PaanLuel Wël Media Ltd – South Sudan

"We the willing, led by the unknowing, are doing the impossible for the ungrateful. We have done so much, with so little, for so long, we are now qualified to do anything, with nothing" By Konstantin Josef Jireček, a Czech historian, diplomat and slavist.

Book Review By Brian Adeba

4 min read
Book Review
 
By Brian Adeba
In his exhaustive and perceptive book, among the first to assess the birth of South Sudan in 2011, author James Copnall argues that Sudan’s bitter divorce is incomplete. On many facets, (economy and culture) the fate of the Sudans is intricately linked in a labyrinth of relations that are difficult to untangle with a political decision inked at a negotiating table in a foreign capital.
The devastating effect of the incomplete divorce is brought to life through characters whose lives have been shattered by it, especially along the border regions, home to some 13 million people. People like Abdelaziz Hussain, the half Arab Misseriya, half Dinka herdsman who bristles at the fact that he now needs a passport to cross into South Sudan to graze his animals. Or Garang Thomas Dhel, a southerner who defied convention and married a northerner, an Arab Muslim lady; but now wonders how to sustain that love in the face of the new artificial border between them.
What appears galling, Copnall argues, is the fact that politicians from north and south are deliberately oblivious of the intertwining socio-economic fabric of the two countries to the extent they push for policies designed to bring the other entity down. Case in point is the confiscation of South Sudan’s oil by Khartoum in December 2011 and South Sudan’s shutdown of oil exports through Port Sudan in early 2012. Both decisions were catastrophic to both countries’ economies. This example typifies the fact that both countries need each other economically; South Sudan needs Khartoum’s pipelines to export oil and Khartoum needs the oil to flow to generate revenue from pipe rentals.
But Copnall takes extreme care to let readers know that despite the commonalities between South Sudan and  “rump” Sudan, these similarities may be superficial, for still waters run deep. Ancient legacies tied to Arab enslavement of people from South Sudan, political domination of Sudan by the riverine Arabs, and colonialism serve to stymie notions of a common destiny. This is best captured by a quote, (from which the book takes its title), by Al-Tayyeb Mustafa, a journalist and uncle to President Omar Al Bashir, who described South Sudan as “a poisonous thorn in our hearts.”
Basing his assertions on interviews with many Sudanese and South Sudanese from various walks of life, Copnall argues that if this generation fails to build bridges between South Sudan and Sudan now, the possibilities for such a feat become highly unlikely in the future.
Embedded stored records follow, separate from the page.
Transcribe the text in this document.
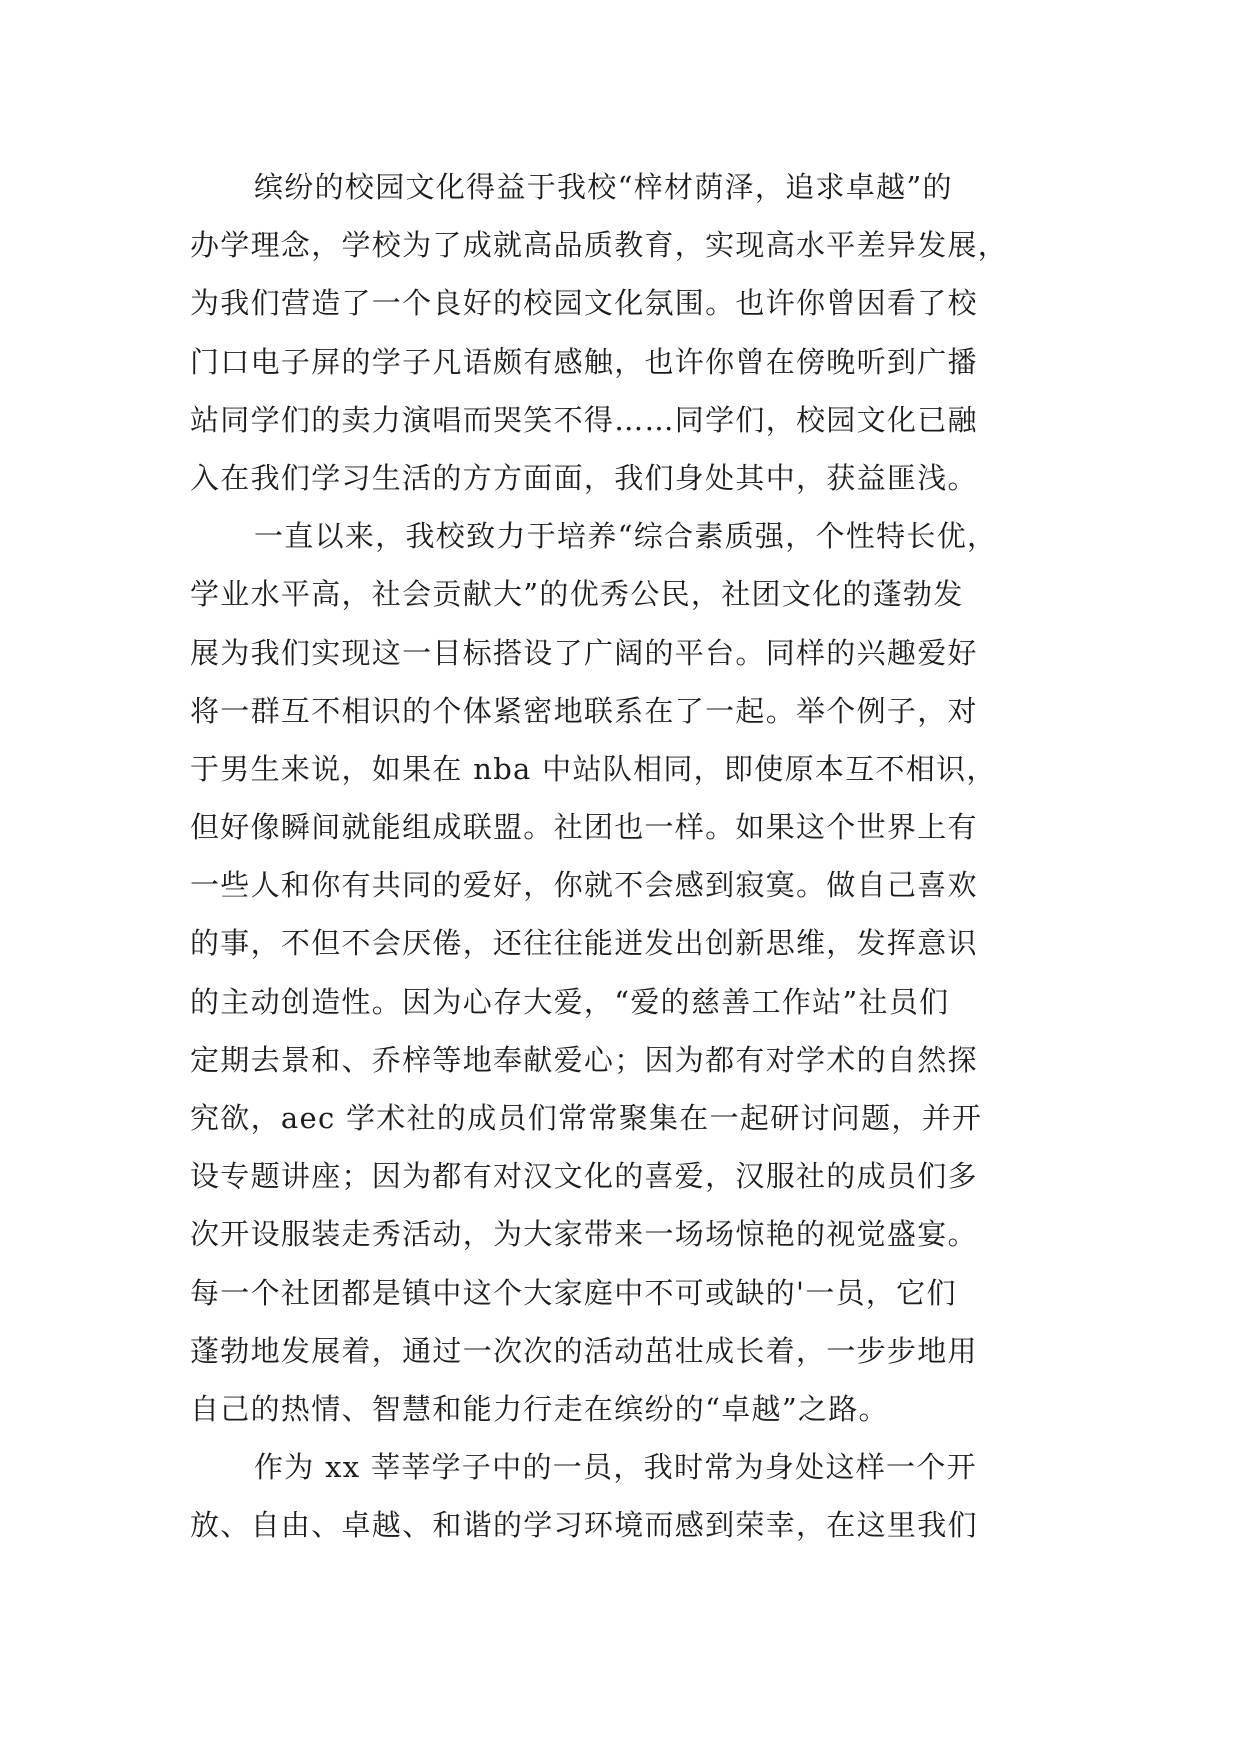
缤纷的校园文化得益于我校“梓材荫泽，追求卓越”的
办学理念，学校为了成就高品质教育，实现高水平差异发展，
为我们营造了一个良好的校园文化氛围。也许你曾因看了校
门口电子屏的学子凡语颇有感触，也许你曾在傍晚听到广播
站同学们的卖力演唱而哭笑不得……同学们，校园文化已融
入在我们学习生活的方方面面，我们身处其中，获益匪浅。
一直以来，我校致力于培养“综合素质强，个性特长优，
学业水平高，社会贡献大”的优秀公民，社团文化的蓬勃发
展为我们实现这一目标搭设了广阔的平台。同样的兴趣爱好
将一群互不相识的个体紧密地联系在了一起。举个例子，对
于男生来说，如果在 nba 中站队相同，即使原本互不相识，
但好像瞬间就能组成联盟。社团也一样。如果这个世界上有
一些人和你有共同的爱好，你就不会感到寂寞。做自己喜欢
的事，不但不会厌倦，还往往能迸发出创新思维，发挥意识
的主动创造性。因为心存大爱，“爱的慈善工作站”社员们
定期去景和、乔梓等地奉献爱心；因为都有对学术的自然探
究欲，aec 学术社的成员们常常聚集在一起研讨问题，并开
设专题讲座；因为都有对汉文化的喜爱，汉服社的成员们多
次开设服装走秀活动，为大家带来一场场惊艳的视觉盛宴。
每一个社团都是镇中这个大家庭中不可或缺的'一员，它们
蓬勃地发展着，通过一次次的活动茁壮成长着，一步步地用
自己的热情、智慧和能力行走在缤纷的“卓越”之路。
作为 xx 莘莘学子中的一员，我时常为身处这样一个开
放、自由、卓越、和谐的学习环境而感到荣幸，在这里我们
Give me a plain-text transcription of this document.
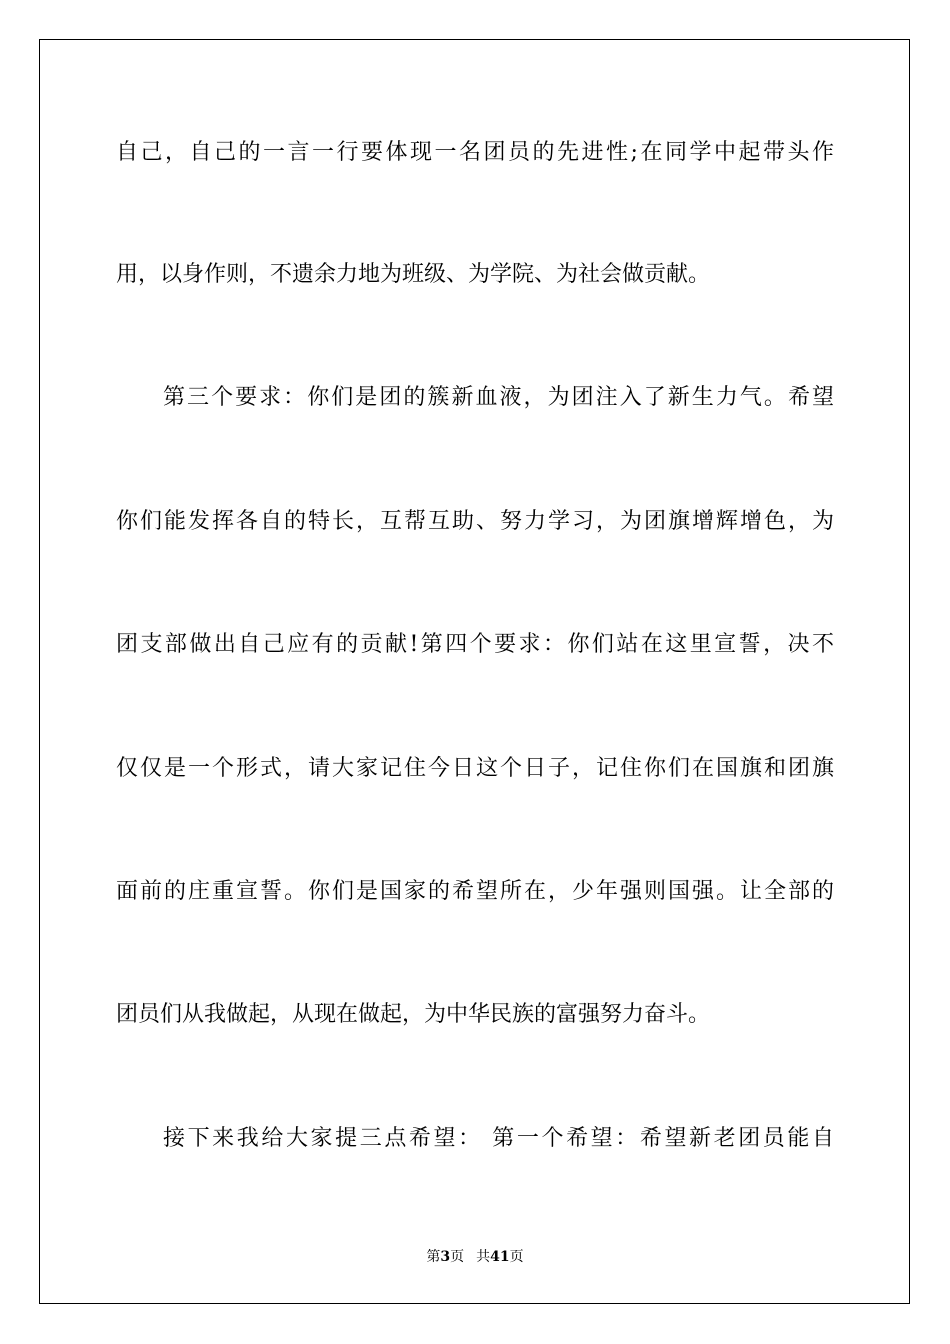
自己，自己的一言一行要体现一名团员的先进性;在同学中起带头作
用，以身作则，不遗余力地为班级、为学院、为社会做贡献。
第三个要求：你们是团的簇新血液，为团注入了新生力气。希望
你们能发挥各自的特长，互帮互助、努力学习，为团旗增辉增色，为
团支部做出自己应有的贡献!第四个要求：你们站在这里宣誓，决不
仅仅是一个形式，请大家记住今日这个日子，记住你们在国旗和团旗
面前的庄重宣誓。你们是国家的希望所在，少年强则国强。让全部的
团员们从我做起，从现在做起，为中华民族的富强努力奋斗。
接下来我给大家提三点希望： 第一个希望：希望新老团员能自
第3页 共41页
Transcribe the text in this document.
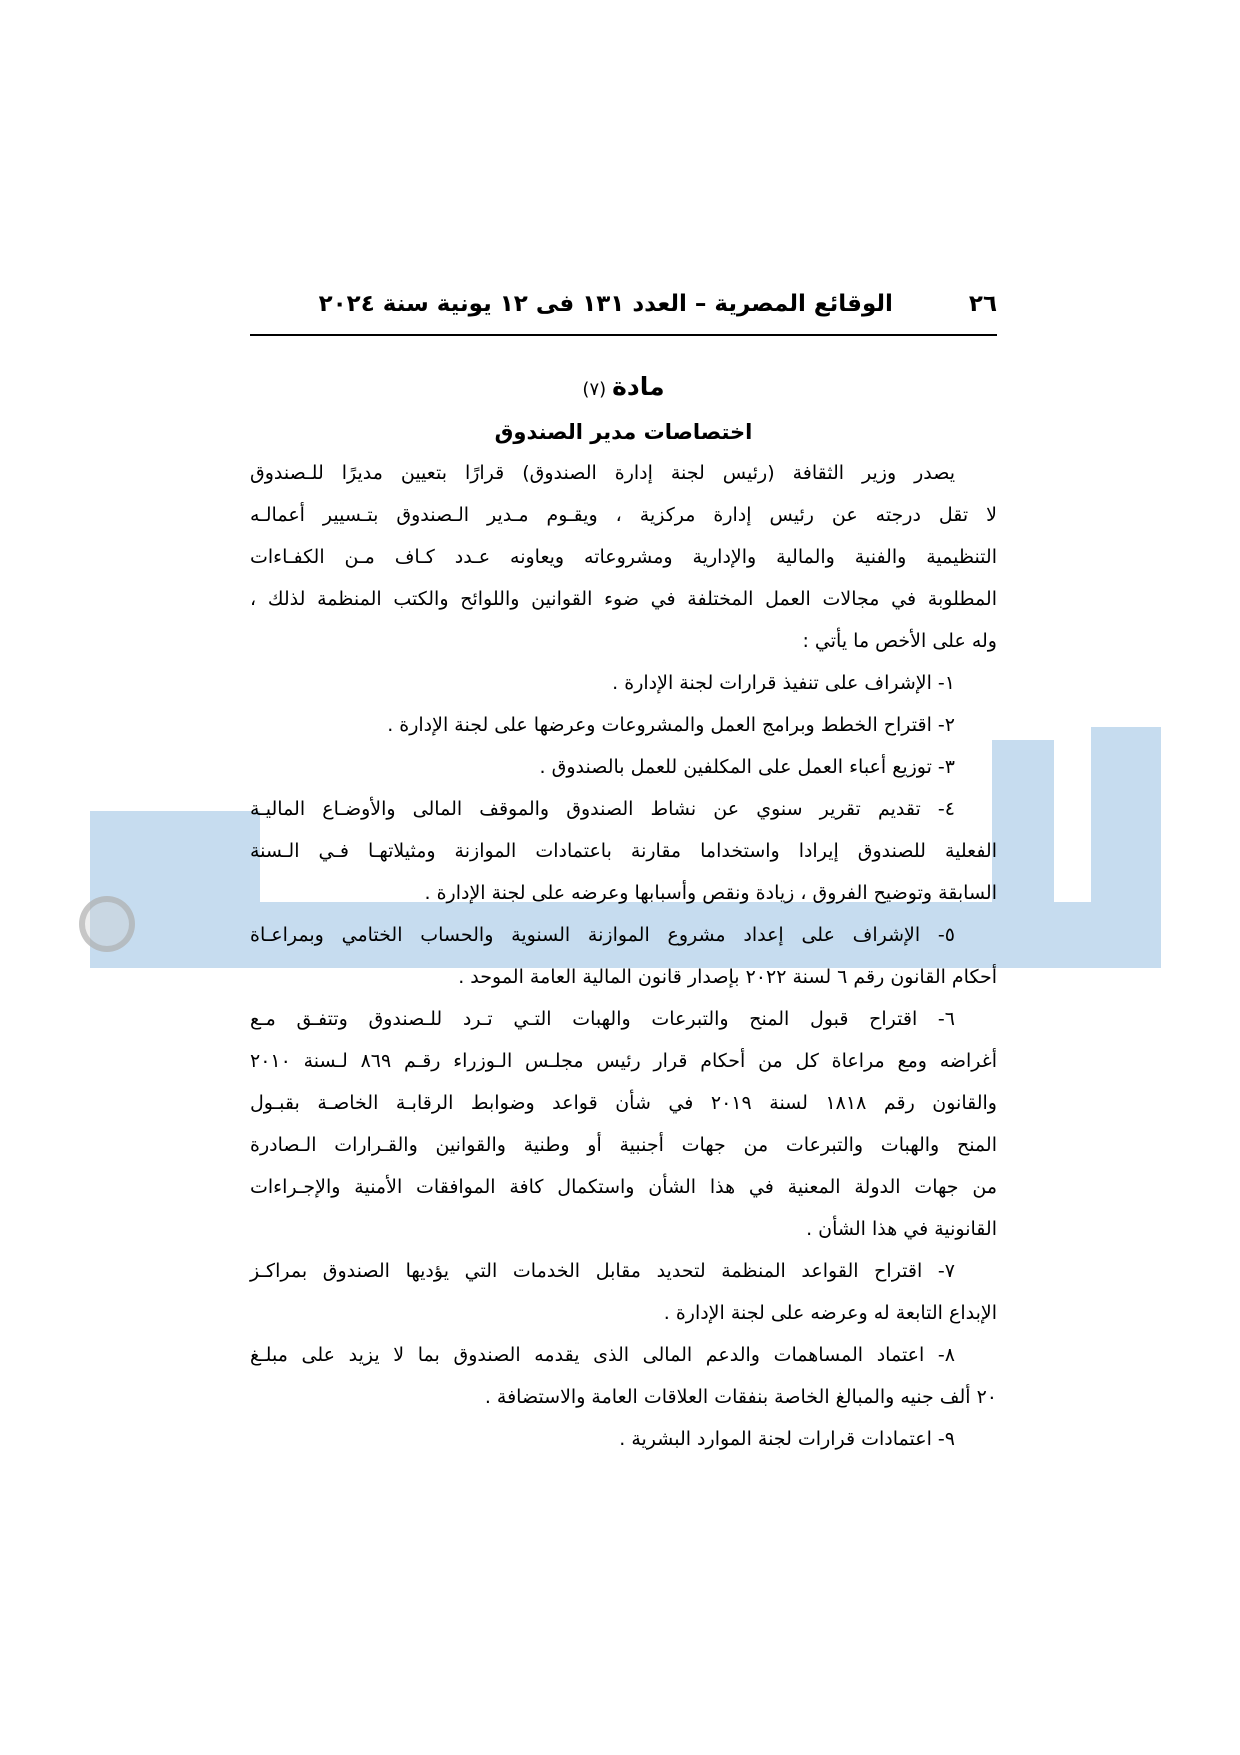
٢٦
الوقائع المصرية – العدد ١٣١ فى ١٢ يونية سنة ٢٠٢٤
مادة
(٧)
اختصاصات مدير الصندوق
يصدر وزير الثقافة (رئيس لجنة إدارة الصندوق) قرارًا بتعيين مديرًا للـصندوق
لا تقل درجته عن رئيس إدارة مركزية ، ويقـوم مـدير الـصندوق بتـسيير أعمالـه
التنظيمية والفنية والمالية والإدارية ومشروعاته ويعاونه عـدد كـاف مـن الكفـاءات
المطلوبة في مجالات العمل المختلفة في ضوء القوانين واللوائح والكتب المنظمة لذلك ،
وله على الأخص ما يأتي :
١- الإشراف على تنفيذ قرارات لجنة الإدارة .
٢- اقتراح الخطط وبرامج العمل والمشروعات وعرضها على لجنة الإدارة .
٣- توزيع أعباء العمل على المكلفين للعمل بالصندوق .
٤- تقديم تقرير سنوي عن نشاط الصندوق والموقف المالى والأوضـاع الماليـة
الفعلية للصندوق إيرادا واستخداما مقارنة باعتمادات الموازنة ومثيلاتهـا فـي الـسنة
السابقة وتوضيح الفروق ، زيادة ونقص وأسبابها وعرضه على لجنة الإدارة .
٥- الإشراف على إعداد مشروع الموازنة السنوية والحساب الختامي وبمراعـاة
أحكام القانون رقم ٦ لسنة ٢٠٢٢ بإصدار قانون المالية العامة الموحد .
٦- اقتراح قبول المنح والتبرعات والهبات التـي تـرد للـصندوق وتتفـق مـع
أغراضه ومع مراعاة كل من أحكام قرار رئيس مجلـس الـوزراء رقـم ٨٦٩ لـسنة ٢٠١٠
والقانون رقم ١٨١٨ لسنة ٢٠١٩ في شأن قواعد وضوابط الرقابـة الخاصـة بقبـول
المنح والهبات والتبرعات من جهات أجنبية أو وطنية والقوانين والقـرارات الـصادرة
من جهات الدولة المعنية في هذا الشأن واستكمال كافة الموافقات الأمنية والإجـراءات
القانونية في هذا الشأن .
٧- اقتراح القواعد المنظمة لتحديد مقابل الخدمات التي يؤديها الصندوق بمراكـز
الإبداع التابعة له وعرضه على لجنة الإدارة .
٨- اعتماد المساهمات والدعم المالى الذى يقدمه الصندوق بما لا يزيد على مبلـغ
٢٠ ألف جنيه والمبالغ الخاصة بنفقات العلاقات العامة والاستضافة .
٩- اعتمادات قرارات لجنة الموارد البشرية .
In particular, Copnall makes the point that the next generation of South Sudanese, the bulk of whom grew up in Kenya and Uganda, may have little in common with their counterparts in Sudan in literally every sense of the word, since they speak English and Kiswahili and are philosophically more drawn to East Africa rather than the Arab world.
Touching on the secession of South Sudan, Copnall brings to life the grim reality that independence did not result in the desired outcome—improved livelihoods for South Sudanese. While there are tangible and positive dividends for South Sudanese, such as increased enrollment in primary education, overall, the state is largely absent from the lives of millions of South Sudanese. Service delivery, for example, is non-existent in almost all sectors and most human baseline indicators are in the doghouse. Copnall however cautions against blanket blame on the government. He cites a plethora of issues—pervasive inexperience, corruption, and nepotism—behind the government’s poor performance.
In the context of the conflict unraveling in South Sudan, Copnall makes the rather prophetic observation that post-independence South Sudan is an exact replica of Bashir’s oppressive regime and may possibly be headed for a head-on crash with itself in the future if affairs remain as they are. From having the same secret intelligence building as Khartoum, to stifling media freedoms and chocking democratic pluralism, Copnall argues that the SPLM couldn’t be more similar to Bashir’s National Congress Party (NCP). Just as oil bred a kleptocracy in Khartoum prior to South Sudan’s independence, Copnall stresses that a similar scenario is also unfolding in Juba. The country’s new oligarchs are living large at the expense of millions of South Sudanese. This has fostered resentment and rebellion in oil producing sections of the country.
Looking to the future, through the eyes of various people interviewed for the book, Copnall argues that the status quo in leadership style needs to change in both countries. With regard to South Sudan, some expressed fear that the dearth of democracy meant change will come through violent means, channeled via ethnic lines.  The December 2013 shootout in Juba testifies to this fact.
Over in Khartoum, Copnall, a BBC journalist who spent three years covering both countries, asserts that the biggest threat to the Bashir regime will originate from within the NCP. But that, he argues, is unlikely to change the fundamental characteristics of the regime.
Brian Adeba is an Associate with the Security Governance Group in Kitchener, Canada.